Spoiler alert: He loses.

The beast is “taken,” John says. In keeping with the military/wartime illustration, the Devil will try one final battle but he’ll be taken captive and his army will crumble without him.  Everyone who made war against God will be “cast alive” into a lake of fire burning with brimstone. Interestingly, in the next chapter, John will call this “the second death” (ch20:6, 14), yet here he saw the guilty will be “alive” when they suffer this “death.” What is a living death? It’s an eternal separation. Those who deny the eternality of Hell would do well to read this chapter; the warning of it is prevelant throughout the text.

Hell is real, it is for the Devil and those who sided with him against God, and it is never-ending.

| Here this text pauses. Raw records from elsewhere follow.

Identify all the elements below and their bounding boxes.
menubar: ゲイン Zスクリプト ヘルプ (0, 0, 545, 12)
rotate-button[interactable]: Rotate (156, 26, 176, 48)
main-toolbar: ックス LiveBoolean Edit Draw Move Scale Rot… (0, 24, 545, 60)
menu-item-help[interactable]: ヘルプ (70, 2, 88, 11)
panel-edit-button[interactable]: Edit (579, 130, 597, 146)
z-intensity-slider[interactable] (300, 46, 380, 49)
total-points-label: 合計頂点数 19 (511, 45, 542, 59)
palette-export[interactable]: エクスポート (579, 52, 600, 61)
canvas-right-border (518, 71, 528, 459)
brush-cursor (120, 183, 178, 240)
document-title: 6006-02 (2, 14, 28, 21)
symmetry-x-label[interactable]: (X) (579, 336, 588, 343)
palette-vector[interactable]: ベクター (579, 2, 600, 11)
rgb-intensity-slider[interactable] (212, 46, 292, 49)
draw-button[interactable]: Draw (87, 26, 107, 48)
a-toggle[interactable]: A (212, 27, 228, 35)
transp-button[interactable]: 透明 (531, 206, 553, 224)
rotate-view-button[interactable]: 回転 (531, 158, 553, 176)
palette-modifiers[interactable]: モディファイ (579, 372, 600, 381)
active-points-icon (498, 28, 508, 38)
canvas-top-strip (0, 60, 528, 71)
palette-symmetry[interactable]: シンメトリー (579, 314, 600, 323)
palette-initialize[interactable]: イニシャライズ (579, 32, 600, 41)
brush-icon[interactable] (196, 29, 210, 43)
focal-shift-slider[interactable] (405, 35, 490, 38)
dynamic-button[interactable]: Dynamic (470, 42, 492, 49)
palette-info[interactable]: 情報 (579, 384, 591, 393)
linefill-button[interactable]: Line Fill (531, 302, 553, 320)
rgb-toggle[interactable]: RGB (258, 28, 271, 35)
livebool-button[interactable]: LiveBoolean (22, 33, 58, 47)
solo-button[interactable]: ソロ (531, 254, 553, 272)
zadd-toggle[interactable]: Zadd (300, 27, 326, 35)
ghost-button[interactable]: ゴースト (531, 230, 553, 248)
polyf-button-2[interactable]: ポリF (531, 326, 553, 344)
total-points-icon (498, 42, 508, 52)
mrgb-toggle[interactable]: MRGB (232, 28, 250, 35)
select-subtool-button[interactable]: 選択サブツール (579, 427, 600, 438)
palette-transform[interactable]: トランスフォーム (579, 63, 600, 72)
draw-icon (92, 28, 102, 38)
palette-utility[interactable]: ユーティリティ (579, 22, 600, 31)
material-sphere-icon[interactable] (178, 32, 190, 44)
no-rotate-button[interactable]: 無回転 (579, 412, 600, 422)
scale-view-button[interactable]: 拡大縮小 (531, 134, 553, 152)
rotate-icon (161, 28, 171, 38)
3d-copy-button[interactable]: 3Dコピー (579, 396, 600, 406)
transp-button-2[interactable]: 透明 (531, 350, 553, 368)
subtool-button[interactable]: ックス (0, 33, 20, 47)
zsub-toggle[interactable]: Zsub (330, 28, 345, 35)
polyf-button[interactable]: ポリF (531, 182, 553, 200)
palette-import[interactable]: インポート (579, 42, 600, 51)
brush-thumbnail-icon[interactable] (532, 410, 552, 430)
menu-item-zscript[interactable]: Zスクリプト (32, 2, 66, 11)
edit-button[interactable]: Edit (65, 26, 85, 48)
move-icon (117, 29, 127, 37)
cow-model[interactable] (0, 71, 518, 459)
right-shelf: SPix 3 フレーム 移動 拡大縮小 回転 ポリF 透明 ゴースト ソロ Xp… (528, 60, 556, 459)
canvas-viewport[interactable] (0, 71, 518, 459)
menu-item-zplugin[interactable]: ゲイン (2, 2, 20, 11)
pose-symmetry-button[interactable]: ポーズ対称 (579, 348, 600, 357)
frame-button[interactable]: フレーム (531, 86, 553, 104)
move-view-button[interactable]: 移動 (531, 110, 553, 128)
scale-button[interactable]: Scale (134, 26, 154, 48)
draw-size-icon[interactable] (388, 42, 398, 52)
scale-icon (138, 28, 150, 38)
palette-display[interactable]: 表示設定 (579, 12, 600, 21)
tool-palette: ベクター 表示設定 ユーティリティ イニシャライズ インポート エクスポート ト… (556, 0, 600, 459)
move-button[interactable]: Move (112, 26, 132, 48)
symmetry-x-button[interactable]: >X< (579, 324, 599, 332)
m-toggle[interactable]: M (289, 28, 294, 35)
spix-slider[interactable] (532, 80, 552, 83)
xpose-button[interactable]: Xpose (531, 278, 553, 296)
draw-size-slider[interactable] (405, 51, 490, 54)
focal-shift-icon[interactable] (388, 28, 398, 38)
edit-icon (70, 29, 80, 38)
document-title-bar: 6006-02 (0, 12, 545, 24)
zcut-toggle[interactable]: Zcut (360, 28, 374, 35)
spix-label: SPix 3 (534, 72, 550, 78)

And the remnant were slain with the sword of him that sat upon the horse, which sword proceeded out of his mouth: and all the fowls were filled with their flesh.

Revelation 19:21

Usually the word “remnant” is used in Scripture to refer to God’s faithful few who live among a majority of wickedness. Here, however, the context is of those who remained in the Devil’s army after the beast was captured. John is just taking his metaphor/illustration to its logical conclusion. The beast and his army made war, God captured the beast and slew the remnants of his army with His holy sword and left the carcasses to the buzzards.

But here’s where it gets interestnig. Take the metaphor and break down the elements…

How is the remnant of evil defeated? With Christ’s Sword.

What is Christ’s sword? It’s His Word.

So how is evil overcome? How do we win? How is Satan defeated? Through the power of the Word of God.

We’re not called to wage a “holy war” like the Roman Catholics did during the Crusades or like Muslim zealots do today. We’re called to wield the Sword of the Spirit (Ephesians 6:10-17) and fight against sinners with the power of the Gospel. We win when we convert, not when we kill.

God will take care of Empires of evil; He will raise them up and knock them down according to the pleasure of His good will. All we need to worry about is being faithful to Him, staying in His army, and taking the Gospel out to the world. Every time we convert a soul we take one more solider away from the Devil.

That’s a military conquest we all can get behind.